Hypothalamic inflammation has been linked to various aspects of central metabolic dysfunction and diseases in humans, including hyperphagia, altered energy expenditure, and obesity. We previously reported that loss of β-carotene oxygenase 2 (BCO2), a mitochondrial inner membrane protein, causes the alteration of the hypothalamic metabolome, low-grade inflammation, and an increase in food intake in mice at an early age, e.g., 3–6 weeks. Here, we determined the extent to which the deficiency of BCO2 induces hypothalamic inflammation in BCO2 knockout mice. Mitochondrial proteomics, electron microscopy, and immunoblotting were used to assess the changes in hypothalamic mitochondrial dynamics and mitochondrial DNA sensing and signaling. The results showed that deficiency of BCO2 altered hypothalamic mitochondrial proteome and respiratory supercomplex assembly by enhancing the expression of NADH:ubiquinone oxidoreductase subunit A11 protein and improved cardiolipin synthesis. BCO2 deficiency potentiated mitochondrial fission but suppressed mitophagy and mitochondrial biogenesis. Furthermore, deficiency of BCO2 resulted in inactivation of mitochondrial MnSOD enzyme, excessive production of reactive oxygen species, and elevation of protein levels of stimulator of interferon genes (STING) and interferon regulatory factor 3 (IRF3) in the hypothalamus. The data suggest that BCO2 is essential for hypothalamic mitochondrial dynamics. BCO2 deficiency induces mitochondrial fragmentation and mitochondrial oxidative stress, which may lead to mitochondrial DNA release into the cytosol and subsequently sensing by activation of the STING-IRF3 signaling pathway in the mouse hypothalamus.

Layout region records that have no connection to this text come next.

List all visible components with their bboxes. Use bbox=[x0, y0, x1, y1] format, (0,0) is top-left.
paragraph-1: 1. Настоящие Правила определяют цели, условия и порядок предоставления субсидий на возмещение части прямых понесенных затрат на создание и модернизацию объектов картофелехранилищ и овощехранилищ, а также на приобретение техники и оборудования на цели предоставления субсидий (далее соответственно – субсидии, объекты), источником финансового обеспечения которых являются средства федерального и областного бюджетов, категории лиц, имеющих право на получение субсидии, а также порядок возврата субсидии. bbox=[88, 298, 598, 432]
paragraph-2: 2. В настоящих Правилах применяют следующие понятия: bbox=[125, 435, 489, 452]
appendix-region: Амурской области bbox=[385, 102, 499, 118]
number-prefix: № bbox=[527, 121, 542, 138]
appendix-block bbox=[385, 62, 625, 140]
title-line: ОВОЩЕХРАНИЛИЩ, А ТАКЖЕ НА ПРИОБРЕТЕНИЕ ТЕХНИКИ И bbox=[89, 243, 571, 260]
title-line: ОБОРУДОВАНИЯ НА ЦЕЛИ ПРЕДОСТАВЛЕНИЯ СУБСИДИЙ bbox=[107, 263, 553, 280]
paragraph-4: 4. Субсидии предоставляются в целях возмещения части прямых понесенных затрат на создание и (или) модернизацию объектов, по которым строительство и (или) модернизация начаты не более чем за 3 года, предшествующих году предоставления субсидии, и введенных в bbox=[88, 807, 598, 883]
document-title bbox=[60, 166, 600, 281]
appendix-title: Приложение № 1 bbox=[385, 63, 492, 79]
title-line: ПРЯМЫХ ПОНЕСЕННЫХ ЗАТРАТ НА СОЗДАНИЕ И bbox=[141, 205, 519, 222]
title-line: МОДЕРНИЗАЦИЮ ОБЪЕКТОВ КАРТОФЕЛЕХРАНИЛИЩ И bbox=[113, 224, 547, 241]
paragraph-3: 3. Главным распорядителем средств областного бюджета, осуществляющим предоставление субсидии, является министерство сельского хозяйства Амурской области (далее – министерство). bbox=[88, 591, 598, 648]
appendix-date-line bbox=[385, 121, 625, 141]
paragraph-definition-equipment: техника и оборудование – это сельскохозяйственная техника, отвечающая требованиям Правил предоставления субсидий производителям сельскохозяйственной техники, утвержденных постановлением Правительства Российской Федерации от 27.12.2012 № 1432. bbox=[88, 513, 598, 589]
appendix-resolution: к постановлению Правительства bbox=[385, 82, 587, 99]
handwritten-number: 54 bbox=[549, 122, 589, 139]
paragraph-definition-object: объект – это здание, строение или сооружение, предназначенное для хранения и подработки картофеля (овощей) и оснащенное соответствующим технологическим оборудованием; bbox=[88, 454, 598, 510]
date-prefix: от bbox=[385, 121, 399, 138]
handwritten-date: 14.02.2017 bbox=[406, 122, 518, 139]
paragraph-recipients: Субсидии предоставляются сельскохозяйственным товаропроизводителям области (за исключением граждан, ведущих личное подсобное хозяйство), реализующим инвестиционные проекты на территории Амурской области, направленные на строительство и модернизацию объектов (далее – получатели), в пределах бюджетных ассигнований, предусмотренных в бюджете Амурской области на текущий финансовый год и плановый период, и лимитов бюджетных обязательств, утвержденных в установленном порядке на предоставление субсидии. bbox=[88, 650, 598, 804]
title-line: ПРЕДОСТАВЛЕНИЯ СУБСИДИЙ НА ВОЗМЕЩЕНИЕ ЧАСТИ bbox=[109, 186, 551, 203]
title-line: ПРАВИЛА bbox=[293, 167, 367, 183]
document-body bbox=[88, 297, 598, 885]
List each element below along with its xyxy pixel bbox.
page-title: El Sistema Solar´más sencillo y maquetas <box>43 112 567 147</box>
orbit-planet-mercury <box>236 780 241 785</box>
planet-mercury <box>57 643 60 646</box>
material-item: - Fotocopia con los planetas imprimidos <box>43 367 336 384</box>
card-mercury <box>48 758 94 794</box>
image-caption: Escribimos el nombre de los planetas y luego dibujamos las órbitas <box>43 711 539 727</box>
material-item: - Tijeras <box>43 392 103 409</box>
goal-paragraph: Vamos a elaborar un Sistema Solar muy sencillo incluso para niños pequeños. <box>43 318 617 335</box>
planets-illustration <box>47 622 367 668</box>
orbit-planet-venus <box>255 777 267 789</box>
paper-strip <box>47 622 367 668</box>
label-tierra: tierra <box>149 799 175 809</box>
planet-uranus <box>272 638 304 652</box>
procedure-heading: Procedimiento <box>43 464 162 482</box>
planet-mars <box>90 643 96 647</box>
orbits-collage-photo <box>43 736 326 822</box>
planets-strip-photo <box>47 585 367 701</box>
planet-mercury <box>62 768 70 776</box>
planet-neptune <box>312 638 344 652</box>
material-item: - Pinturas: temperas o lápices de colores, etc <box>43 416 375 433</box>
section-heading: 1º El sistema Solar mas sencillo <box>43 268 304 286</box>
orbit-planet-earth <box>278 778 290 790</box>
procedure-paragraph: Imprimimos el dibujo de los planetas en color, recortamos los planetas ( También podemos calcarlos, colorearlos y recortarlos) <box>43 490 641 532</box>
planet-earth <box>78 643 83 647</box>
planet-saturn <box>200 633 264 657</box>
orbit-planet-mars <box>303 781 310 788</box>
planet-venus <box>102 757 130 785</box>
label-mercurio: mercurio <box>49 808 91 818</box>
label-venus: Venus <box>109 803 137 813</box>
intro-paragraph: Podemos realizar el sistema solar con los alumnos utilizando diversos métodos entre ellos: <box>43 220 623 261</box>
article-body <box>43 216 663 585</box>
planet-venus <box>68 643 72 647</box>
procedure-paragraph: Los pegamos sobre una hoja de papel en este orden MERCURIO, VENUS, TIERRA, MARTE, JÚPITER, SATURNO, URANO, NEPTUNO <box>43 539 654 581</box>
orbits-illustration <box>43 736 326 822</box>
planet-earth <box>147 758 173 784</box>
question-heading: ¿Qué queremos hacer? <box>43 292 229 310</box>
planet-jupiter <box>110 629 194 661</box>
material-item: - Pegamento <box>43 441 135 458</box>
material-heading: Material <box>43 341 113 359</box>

下丘脑炎症与人类中枢代谢功能障碍和疾病的各个方面有关，包括摄食过多、能量消耗改变和肥胖。我们之前曾报道，β-胡萝卜素加氧酶 2 (BCO2)（一种线粒体内膜蛋白）的缺失会导致小鼠下丘脑代谢组的改变、低度炎症和小鼠早期食物摄入量的增加，例如, 3-6 周。在这里，我们确定了 BCO2 缺乏在 BCO2 敲除小鼠中诱导下丘脑炎症的程度。线粒体蛋白质组学、电子显微镜和免疫印迹被用来评估下丘脑线粒体动力学和线粒体 DNA 传感和信号传导的变化。结果表明，BCO2 缺乏通过增强 NADH：泛醌氧化还原酶亚基 A11 蛋白的表达和改善心磷脂合成来改变下丘脑线粒体蛋白质组和呼吸超复合体的组装。BCO2 缺乏增强了线粒体裂变，但抑制了线粒体自噬和线粒体生物发生。此外，BCO2 缺乏导致线粒体 MnSOD 酶失活，活性氧产生过多，下丘脑中干扰素基因刺激物 (STING) 和干扰素调节因子 3 (IRF3) 的蛋白质水平升高。数据表明 BCO2 对下丘脑线粒体动力学至关重要。BCO2 缺乏诱导线粒体断裂和线粒体氧化应激，这可能导致线粒体 DNA 释放到细胞质中，随后通过激活小鼠下丘脑中的 STING-IRF3 信号通路进行感知。